Thursday, July 12, 2012
Don't be two sure your able to right good.
I know, I know. You're in a hurry. Aren't we all? But consider the impact you have on your audience or potential customer. When I run across a news article with errors in it, I usually stop reading. When I see something I want to buy, I walk away from it if the description contains typos, misspellings and grammatical errors.
Yes, I admit, I make mistakes, too. And I have no excuse. I have a college degree, years of experience as a copywriter (someone who writes ads for an ad agency) and even proofreading experience, for cryin' out loud. I used to gasp at the horribly written letters that my children's elementary teachers sent home. Yet even I find mistakes in my own work. So if it can happen to me, imagine how often it must happen to people who never wrote for a salary.
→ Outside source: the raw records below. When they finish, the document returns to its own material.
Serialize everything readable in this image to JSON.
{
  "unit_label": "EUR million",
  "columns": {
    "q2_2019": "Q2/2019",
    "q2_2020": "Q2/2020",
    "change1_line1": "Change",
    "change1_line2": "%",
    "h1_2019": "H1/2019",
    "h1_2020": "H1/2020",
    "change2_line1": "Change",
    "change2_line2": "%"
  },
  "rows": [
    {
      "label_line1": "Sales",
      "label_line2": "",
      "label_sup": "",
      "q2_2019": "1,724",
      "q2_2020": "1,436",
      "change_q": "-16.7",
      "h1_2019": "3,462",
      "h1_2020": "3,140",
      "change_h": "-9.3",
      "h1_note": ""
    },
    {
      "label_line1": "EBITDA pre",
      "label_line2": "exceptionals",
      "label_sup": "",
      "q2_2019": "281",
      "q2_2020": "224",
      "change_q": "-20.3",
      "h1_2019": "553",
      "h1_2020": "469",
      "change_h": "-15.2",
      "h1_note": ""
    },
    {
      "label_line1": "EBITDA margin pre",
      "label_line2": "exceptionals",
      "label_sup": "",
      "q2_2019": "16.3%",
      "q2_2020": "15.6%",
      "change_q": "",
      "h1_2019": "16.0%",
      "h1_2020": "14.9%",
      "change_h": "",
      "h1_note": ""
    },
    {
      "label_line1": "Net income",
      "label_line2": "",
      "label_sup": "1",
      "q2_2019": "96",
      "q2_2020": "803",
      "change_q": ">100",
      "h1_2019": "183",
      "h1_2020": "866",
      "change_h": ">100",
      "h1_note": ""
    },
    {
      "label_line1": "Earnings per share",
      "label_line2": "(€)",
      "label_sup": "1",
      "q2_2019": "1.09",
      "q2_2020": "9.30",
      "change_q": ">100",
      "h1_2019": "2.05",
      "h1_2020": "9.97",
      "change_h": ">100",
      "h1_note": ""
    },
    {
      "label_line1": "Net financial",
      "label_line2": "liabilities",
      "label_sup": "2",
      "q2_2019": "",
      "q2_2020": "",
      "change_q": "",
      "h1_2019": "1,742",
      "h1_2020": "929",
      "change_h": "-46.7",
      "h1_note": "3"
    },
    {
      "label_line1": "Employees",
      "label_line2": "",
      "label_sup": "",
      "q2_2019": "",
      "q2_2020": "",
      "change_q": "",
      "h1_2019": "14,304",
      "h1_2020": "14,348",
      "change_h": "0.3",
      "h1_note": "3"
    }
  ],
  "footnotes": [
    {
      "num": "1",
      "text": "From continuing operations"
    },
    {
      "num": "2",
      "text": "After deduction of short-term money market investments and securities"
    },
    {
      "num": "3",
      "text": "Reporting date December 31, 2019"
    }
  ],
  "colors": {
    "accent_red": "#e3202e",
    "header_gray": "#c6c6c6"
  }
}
But you know what? It's not that hard to refresh your knowledge. Some of the most common errors I see:
Misuse of their and there and they're
Misuse of its and it's
Misuse of your and you're
Misuse of good and well
Misuse of fewer and less
Combining two sentences with a comma, known as a comma splice
You get the idea. You can Google "common grammatical errors" or "frequently misspelled words" and find plenty of examples. Or here is a pretty impressive grammar site. And here is a Facebook page you can follow if you'd like your advice in small daily doses.
Some so-called errors don't bother me. Ending sentences with prepositions doesn't bother me if it's in a casual blog post or online sales listing. Sentence fragments? I love 'em. I used them in advertising all the time. But I wouldn't sprinkle a doctoral thesis with casual writing styles. Just sayin'.
Okay, now get out their and start righting good!